A web browser is not the same thing as a search engine, though the two are often confused. A search engine is a website that provides links to other websites. However, to connect to a website's server and display its web pages, a user must have a web browser installed. In some technical contexts, browsers are referred to as "user agents."

Function

The purpose of a web browser is to fetch content from the World Wide Web or from local storage and display it on a user's device. This process begins when the user inputs a Uniform Resource Locator (URL), such as https://en.wikipedia.org/, into the browser. Virtually all URLs are retrieved using the Hypertext Transfer Protocol (HTTP), a set of rules for the transfer of data. If the URL uses the secure mode of HTTP (HTTPS), the connection between the browser and the web server is encrypted for the purposes of communications security and information privacy.

Web pages usually contain hyperlinks to other pages and resources. Each link contains a URL, and when it is clicked or tapped, the browser navigates to the new resource. Most browsers use an internal cache of web page resources to improve loading times for subsequent visits to the same page. The cache can store many items, such as large images, so they do not need to be downloaded from the server again. Cached items are usually only stored for as long as the web server stipulates in its HTTP response messages.

Privacy
During the course of browsing, cookies received from various websites are stored by the browser. Some of them contain login credentials or site preferences. However, others are used for tracking user behavior over long periods of time, so browsers typically provide a section in the menu for deleting cookies. Finer-grained management of cookies usually requires a browser extension.

History

The first web browser, called WorldWideWeb, was created in 1990 by Sir Tim Berners-Lee. He then recruited Nicola Pellow to write the Line Mode Browser, which displayed web pages on dumb terminals. The Mosaic web browser was released in April 1993, and was later credited as the first web browser to find mainstream popularity. Its innovative graphical user interface made the World Wide Web easy to navigate and thus more accessible to the average person. This, in turn, sparked the Internet boom of the 1990s, when the Web grew at a very rapid rate. Marc Andreessen, the leader of the Mosaic team, started his own company, Netscape, which released the Mosaic-influenced Netscape Navigator in 1994. Navigator quickly became the most popular browser.

Microsoft debuted Internet Explorer in 1995, leading to a browser war with Netscape. Within a few years, Microsoft gained a dominant position in the browser market for two reasons: it bundled Internet Explorer with Microsoft Windows, their popular operating system and did so as freeware with no restrictions on usage. The market share of Internet Explorer peaked at over 95% in the early 2000s. In 1998, Netscape launched what would become the Mozilla Foundation to create a new browser using the open-source software model. This work evolved into the Firefox browser, first released by Mozilla in 2004. Firefox's market share peaked at 32% in 2010. Apple released its Safari browser in 2003. Safari remains the dominant browser on Apple devices, though it did not become popular elsewhere.
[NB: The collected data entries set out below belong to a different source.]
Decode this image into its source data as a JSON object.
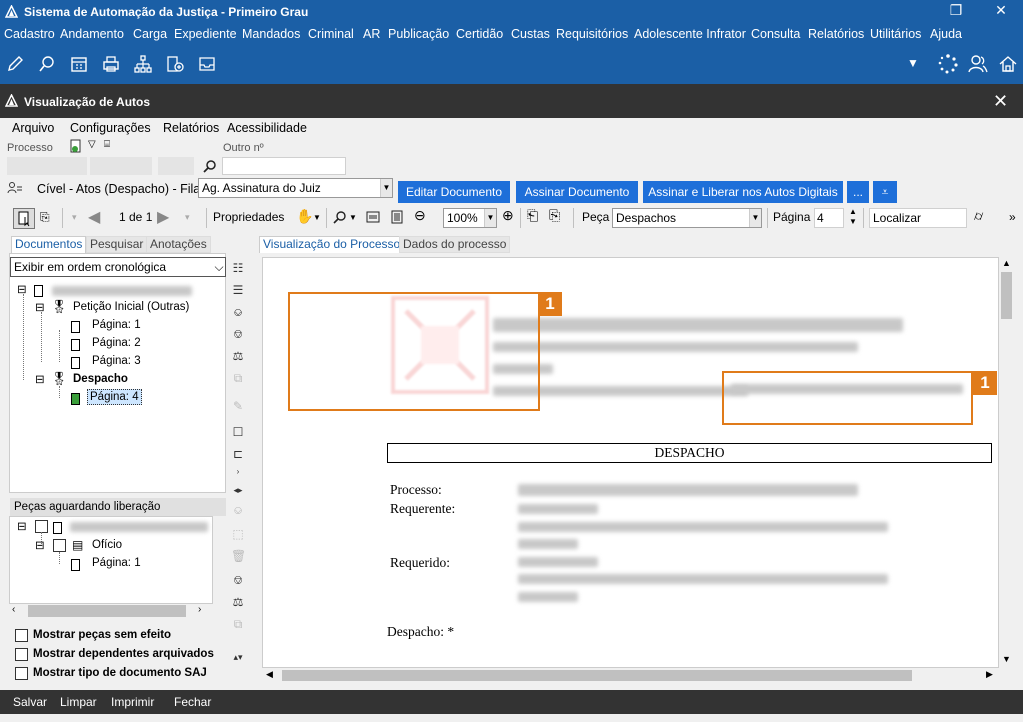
{
  "app": {
    "title": "Sistema de Automação da Justiça - Primeiro Grau",
    "menu": [
      "Cadastro",
      "Andamento",
      "Carga",
      "Expediente",
      "Mandados",
      "Criminal",
      "AR",
      "Publicação",
      "Certidão",
      "Custas",
      "Requisitórios",
      "Adolescente Infrator",
      "Consulta",
      "Relatórios",
      "Utilitários",
      "Ajuda"
    ]
  },
  "window": {
    "title": "Visualização de Autos",
    "menu": [
      "Arquivo",
      "Configurações",
      "Relatórios",
      "Acessibilidade"
    ]
  },
  "search": {
    "processo_label": "Processo",
    "outro_label": "Outro nº"
  },
  "queue": {
    "label": "Cível - Atos (Despacho) - Fila:",
    "value": "Ag. Assinatura do Juiz",
    "buttons": [
      "Editar Documento",
      "Assinar Documento",
      "Assinar e Liberar nos Autos Digitais",
      "..."
    ]
  },
  "toolbar": {
    "page_count": "1 de 1",
    "properties": "Propriedades",
    "zoom": "100%",
    "peca_label": "Peça",
    "peca_value": "Despachos",
    "pagina_label": "Página",
    "pagina_value": "4",
    "localizar": "Localizar"
  },
  "left": {
    "tabs": [
      "Documentos",
      "Pesquisar",
      "Anotações"
    ],
    "order": "Exibir em ordem cronológica",
    "tree": {
      "peticao": "Petição Inicial (Outras)",
      "pages1": [
        "Página: 1",
        "Página: 2",
        "Página: 3"
      ],
      "despacho": "Despacho",
      "page4": "Página: 4"
    },
    "pending_title": "Peças aguardando liberação",
    "pending": {
      "oficio": "Ofício",
      "page": "Página: 1"
    },
    "checks": [
      "Mostrar peças sem efeito",
      "Mostrar dependentes arquivados",
      "Mostrar tipo de documento SAJ"
    ]
  },
  "viewer": {
    "tabs": [
      "Visualização do Processo",
      "Dados do processo"
    ],
    "badge": "1",
    "doc_title": "DESPACHO",
    "labels": [
      "Processo:",
      "Requerente:",
      "Requerido:",
      "Despacho: *"
    ]
  },
  "bottom": [
    "Salvar",
    "Limpar",
    "Imprimir",
    "Fechar"
  ],
  "colors": {
    "brand": "#1b5fa6",
    "accent": "#1e6fd9",
    "highlight": "#e07b1a",
    "dark": "#333333"
  }
}
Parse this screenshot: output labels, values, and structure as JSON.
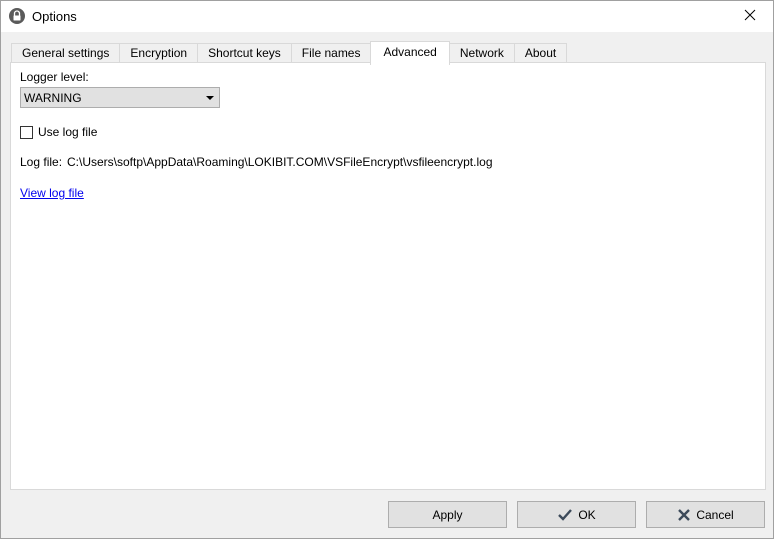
{
  "window": {
    "title": "Options"
  },
  "tabs": [
    {
      "label": "General settings"
    },
    {
      "label": "Encryption"
    },
    {
      "label": "Shortcut keys"
    },
    {
      "label": "File names"
    },
    {
      "label": "Advanced"
    },
    {
      "label": "Network"
    },
    {
      "label": "About"
    }
  ],
  "advanced": {
    "logger_label": "Logger level:",
    "logger_value": "WARNING",
    "use_log_label": "Use log file",
    "use_log_checked": false,
    "log_file_label": "Log file:",
    "log_file_path": "C:\\Users\\softp\\AppData\\Roaming\\LOKIBIT.COM\\VSFileEncrypt\\vsfileencrypt.log",
    "view_log_link": "View log file"
  },
  "buttons": {
    "apply": "Apply",
    "ok": "OK",
    "cancel": "Cancel"
  },
  "icons": {
    "app": "lock-icon",
    "close": "close-icon",
    "ok": "checkmark-icon",
    "cancel": "x-icon"
  }
}
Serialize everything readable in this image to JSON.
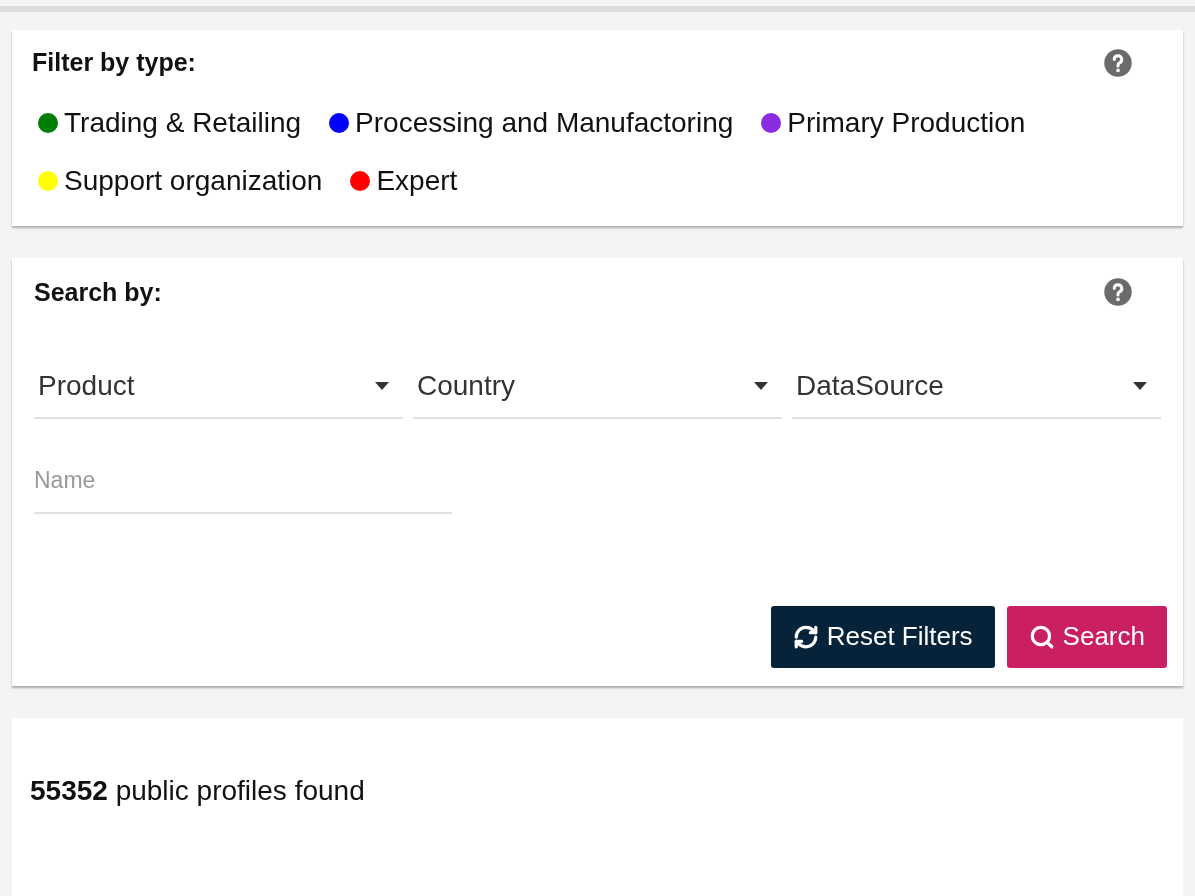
{
  "filter_panel": {
    "title": "Filter by type:",
    "types": [
      {
        "label": "Trading & Retailing",
        "color": "#008000"
      },
      {
        "label": "Processing and Manufactoring",
        "color": "#0000ff"
      },
      {
        "label": "Primary Production",
        "color": "#8a2be2"
      },
      {
        "label": "Support organization",
        "color": "#ffff00"
      },
      {
        "label": "Expert",
        "color": "#ff0000"
      }
    ]
  },
  "search_panel": {
    "title": "Search by:",
    "dropdowns": [
      {
        "label": "Product"
      },
      {
        "label": "Country"
      },
      {
        "label": "DataSource"
      }
    ],
    "name_field": {
      "placeholder": "Name"
    },
    "buttons": [
      {
        "kind": "reset",
        "label": "Reset Filters"
      },
      {
        "kind": "search",
        "label": "Search"
      }
    ]
  },
  "results": {
    "summary": "**55352** public profiles found"
  }
}
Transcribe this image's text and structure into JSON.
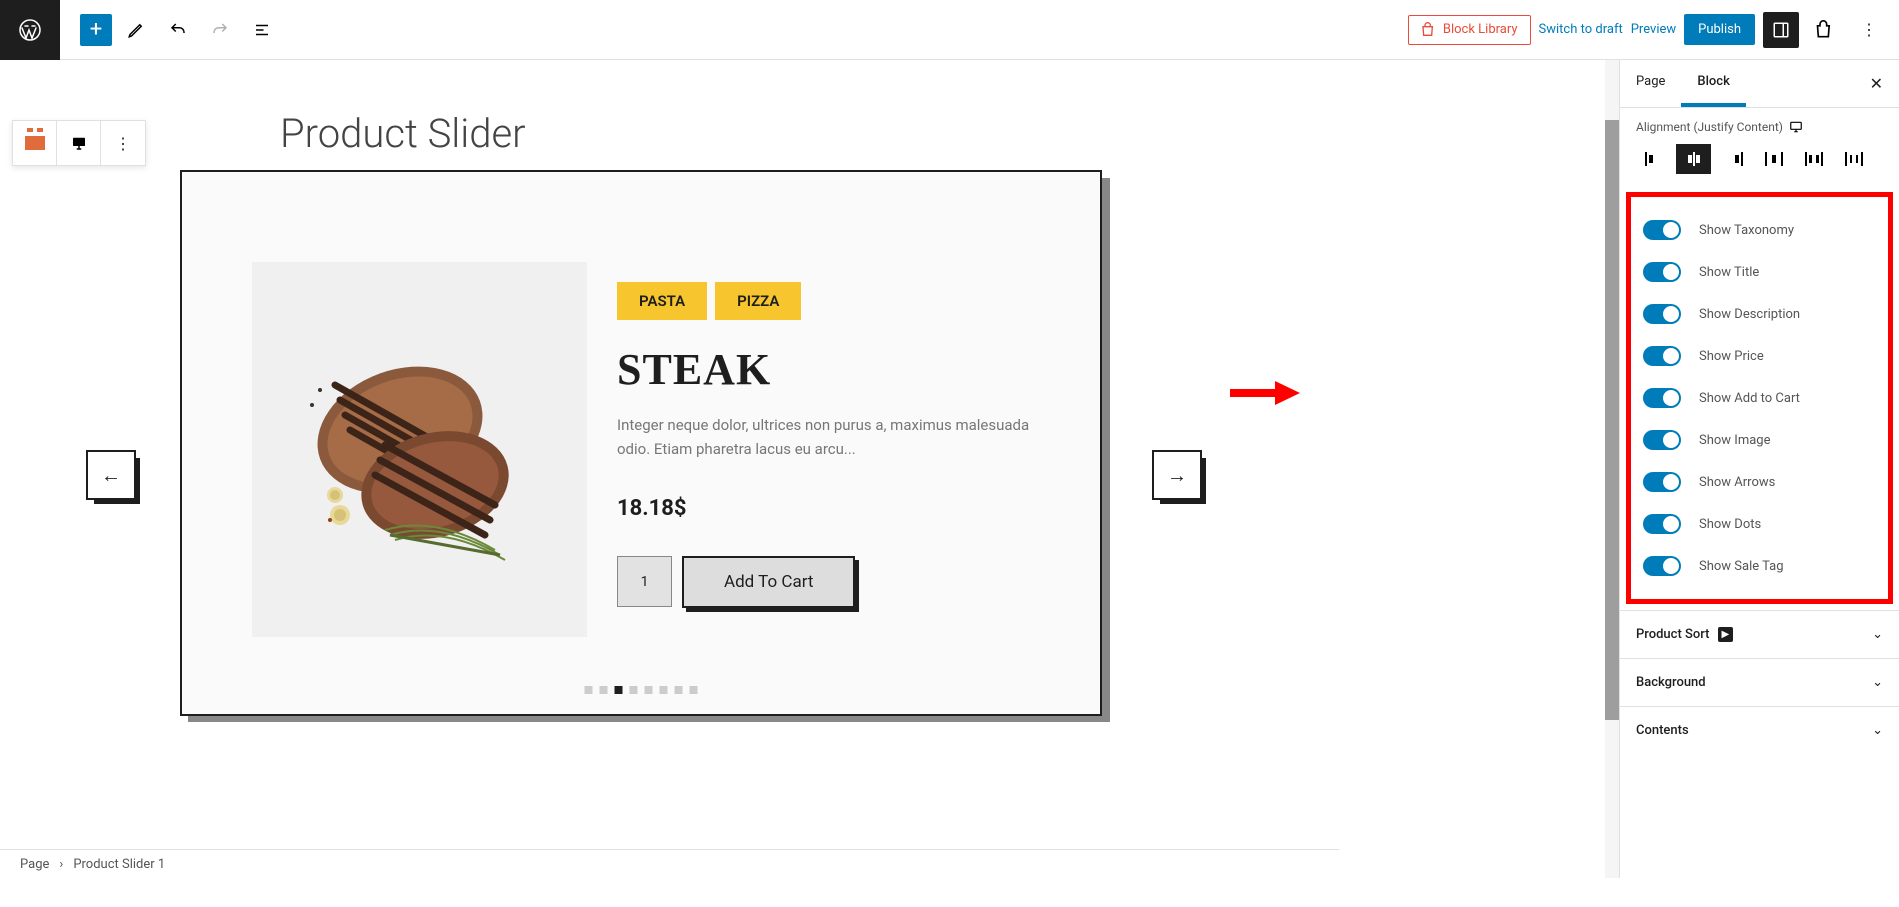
{
  "topbar": {
    "block_library": "Block Library",
    "switch_draft": "Switch to draft",
    "preview": "Preview",
    "publish": "Publish"
  },
  "page": {
    "title": "Product Slider"
  },
  "product": {
    "tags": [
      "PASTA",
      "PIZZA"
    ],
    "title": "STEAK",
    "desc": "Integer neque dolor, ultrices non purus a, maximus malesuada odio. Etiam pharetra lacus eu arcu...",
    "price": "18.18$",
    "qty": "1",
    "add_to_cart": "Add To Cart",
    "image_alt": "Grilled steak with rosemary and garlic",
    "dots_count": 8,
    "dots_active": 3
  },
  "sidebar": {
    "tab_page": "Page",
    "tab_block": "Block",
    "alignment_label": "Alignment (Justify Content)",
    "toggles": [
      {
        "label": "Show Taxonomy",
        "on": true
      },
      {
        "label": "Show Title",
        "on": true
      },
      {
        "label": "Show Description",
        "on": true
      },
      {
        "label": "Show Price",
        "on": true
      },
      {
        "label": "Show Add to Cart",
        "on": true
      },
      {
        "label": "Show Image",
        "on": true
      },
      {
        "label": "Show Arrows",
        "on": true
      },
      {
        "label": "Show Dots",
        "on": true
      },
      {
        "label": "Show Sale Tag",
        "on": true
      }
    ],
    "accordion": [
      {
        "label": "Product Sort",
        "tag": true
      },
      {
        "label": "Background",
        "tag": false
      },
      {
        "label": "Contents",
        "tag": false
      }
    ]
  },
  "footer": {
    "page": "Page",
    "current": "Product Slider 1"
  }
}
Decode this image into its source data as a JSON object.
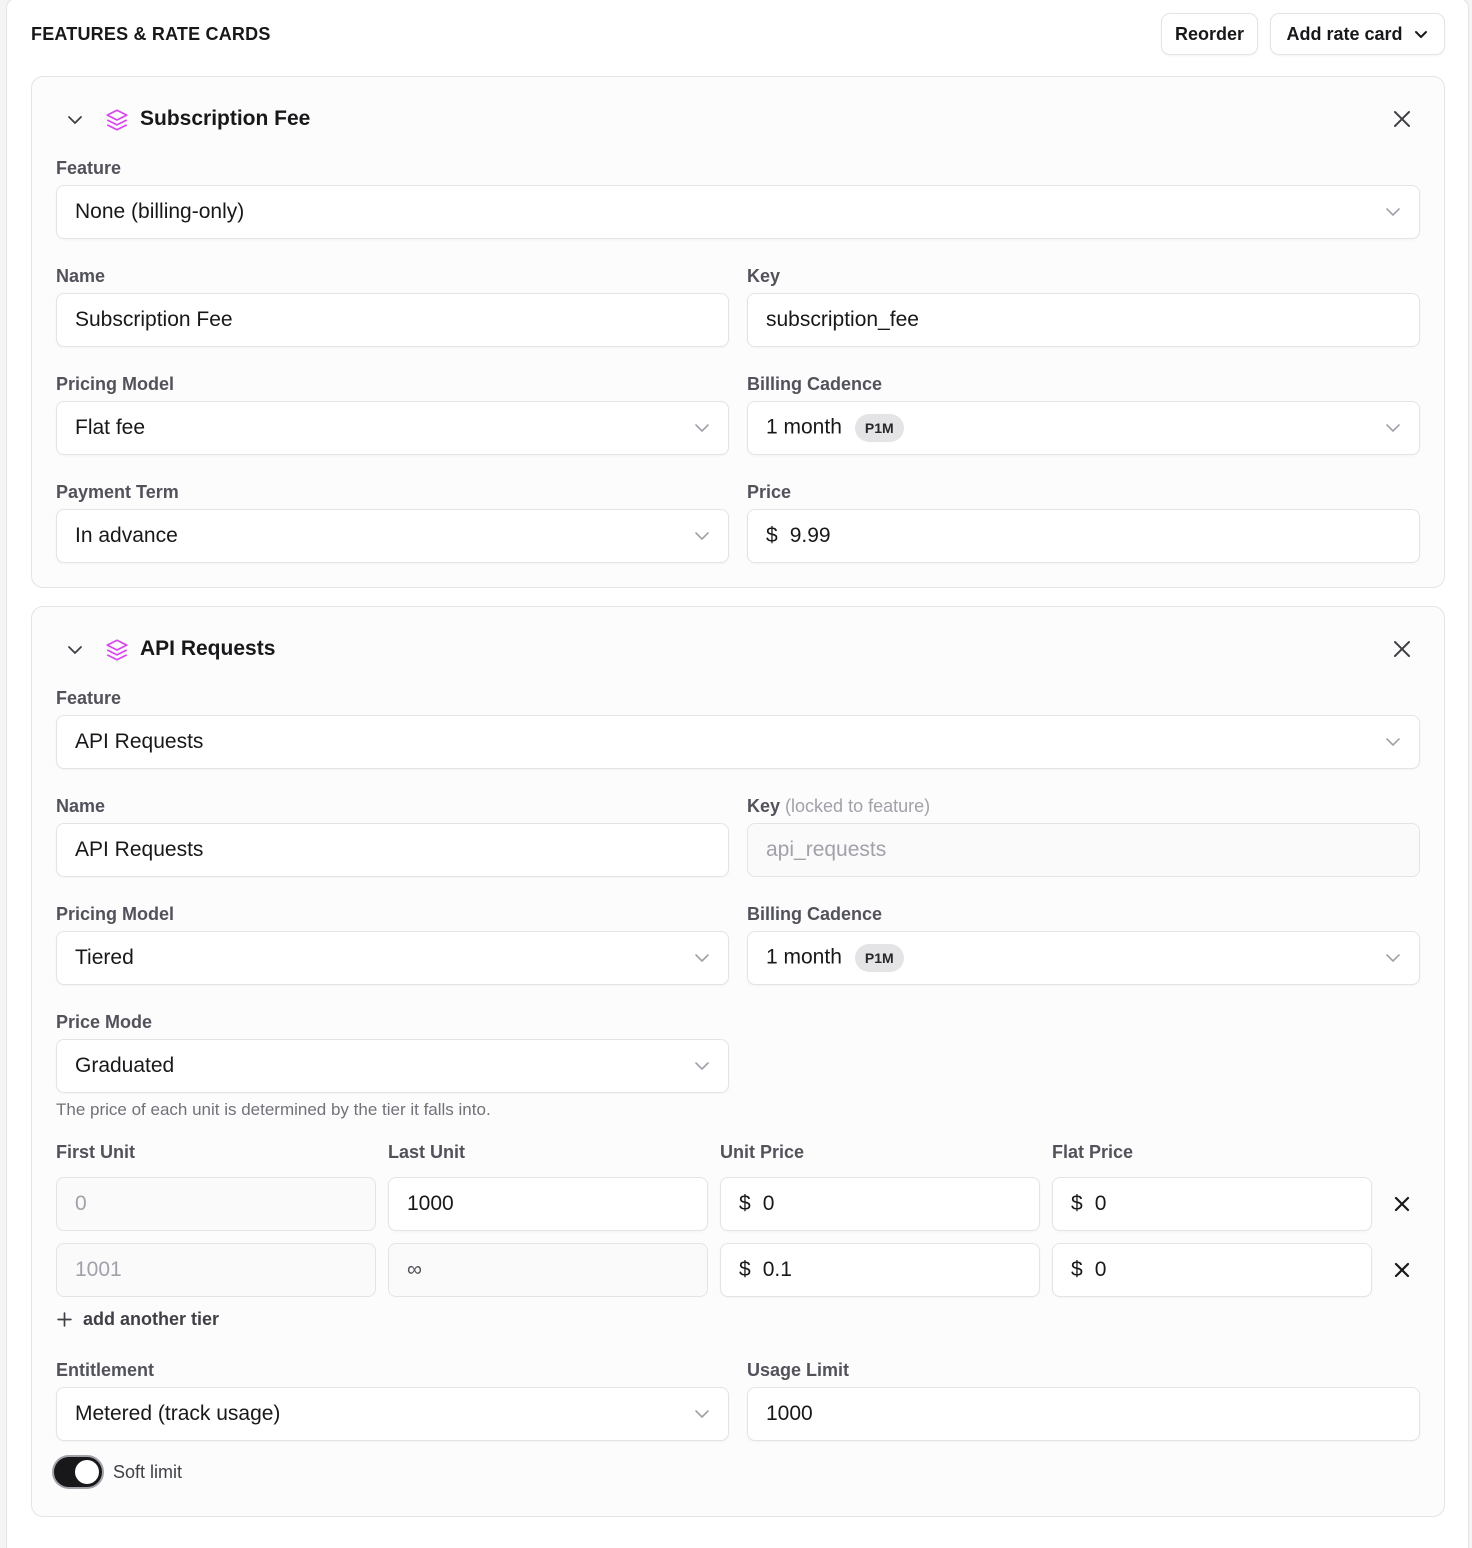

Google debuted its Chrome browser in 2008, which steadily took market share from Internet Explorer and became the most popular browser in 2012. Chrome has remained dominant ever since. By 2015, Microsoft replaced Internet Explorer with Edge for the Windows 10 release. Since the early 2000s, browsers have greatly expanded their HTML, CSS, JavaScript, and multimedia capabilities. One reason has been to enable more sophisticated websites, such as web apps. Another factor is the significant increase of broadband connectivity, which enables people to access data-intensive content, such as video streaming, that was not possible during the era of dial-up modems.

Browsers 

The current most used browser worldwide is Google Chrome, with a 65% global market share on all devices. Google Chrome is built on Google's free and open-source software project Chromium, and is a major component of Google's operating system ChromeOS. Apple's Safari has the second highest global market share, at 18%, while Microsoft Edge has the second highest desktop share. Safari is based on WebKit and is the default web browser for Mac computers. Introduced in 2015, Microsoft Edge is the default web browser on Windows 10 and 11 computers. Mozilla Foundation's Firefox is the fourth most popular desktop browser, and unlike some more popular browsers, is free and open-source.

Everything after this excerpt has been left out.